Chinese-Born German Engineer Charged with Stealing Industrial Secrets

medicare FILE - In this July 12, 2008 file photo, a gavel rests on the table of a model court room at Mexico's National Institute of Penal Sciences in Mexico City. The model courtroom has been used by students to prepare for the new legal system that will replace its …
AP Photo/Dario Lopez-Mills, File

German prosecutors on Thursday announced criminal charges against two Chinese-born German citizens accused of stealing data from a chemical reactor project and exploiting it for commercial gain in China.

Reuters reports the charges were first filed in June, the targeted company filed a complaint with the police about two years ago, and the alleged data theft occurred between 2011 and 2013.

Details of the sensitive case have been kept quiet until now, and prosecutors still declined to release the names of the accused, describing them only as a 48-year-old engineer and a 40-year-old accomplice, both German citizens of Chinese descent. A third individual allegedly involved in the data theft was completely unidentified and his or her current whereabouts are said to be unknown.

According to the very vague outline of the case given to Reuters, the 48-year-old engineer worked for a chemical company headquartered in Cologne called Lanxess, which was spun off from pharmaceutical giant Bayer. This individual “gained access to large amounts of sensitive data as he moved up Lanxess’s corporate ladder” and began passing it along to an outside accomplice:

In a senior technical role at Lanxess since February 2010, he sent Chinese-language emails in 2011 and 2013 to an external associate identified as “Mr U”, attaching information on a Lanxess-designed reactor and detailed instructions on how to operate it, court documents from the civil case show.

Within weeks, U replied by email with a proposal for a rival production site in China.

In 2016, the employee co-founded unspecified legal entities to produce and export the copied product from China and the business advertised its new capabilities online and in a press release, according to the documents.

The copycat company also touted itself as a future supplier to Lanxess’s customers at trade fairs, the prosecutors’ office said.

The prosecution of this case seems rather low-key considering the stakes for Lanxess, which is said to have “derived 28 percent of almost 10 billion euros in sales from Asia last year.”

That sales volume would collapse very quickly if Chinese companies founded with stolen technology began luring away customers.
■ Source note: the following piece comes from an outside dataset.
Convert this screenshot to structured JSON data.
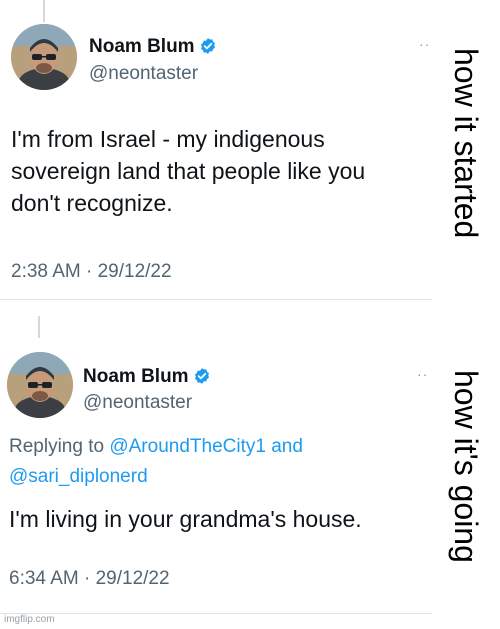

Reuters notes German industrialists are growing nervous about their dependence on the Chinese market, presumably due to the growing risk of copycat companies.

Nevertheless, the defendants face only four-year prison sentences if convicted, and Reuters states they “are not held on remand because personal circumstances suggest a low risk of absconding” – a bold assessment given the whereabouts of the third suspect in the case are unknown.

Deutsche Welle noted in a generally upbeat May assessment of Chinese-German economic relations that “German and European firms operating in China have long complained about the lack of a level playing field and uneven access to the Asian country’s gigantic market,” as well as Chinese data theft:

Protection of intellectual property is one of the major friction points between China and Germany. “Germany and the US have common interests when it comes to this issue,” said Liu Liqun, professor at the Beijing Foreign Studies University, adding that both Berlin and Washington are of the view that Beijing is not doing enough on this front. “Although China has made some progress, it is not enough and China also acknowledges this. I would say it needs more time.”

It’s unclear, though, how much leverage Western leaders like Merkel have to persuade Chinese leaders to implement measures needed to tackle these problems, particularly against the backdrop of Beijing’s ambition to become the world’s leading industrial power in the coming decades.

“At present, the Asian giant is a big buyer of Made-in-Germany goods, but there is growing concern in Berlin that government-supported Chinese firms are increasingly aiming to get their hands on key technologies by acquiring German and European companies in strategic industrial sectors, including robotics, energy systems, and biomedicine,” DW noted.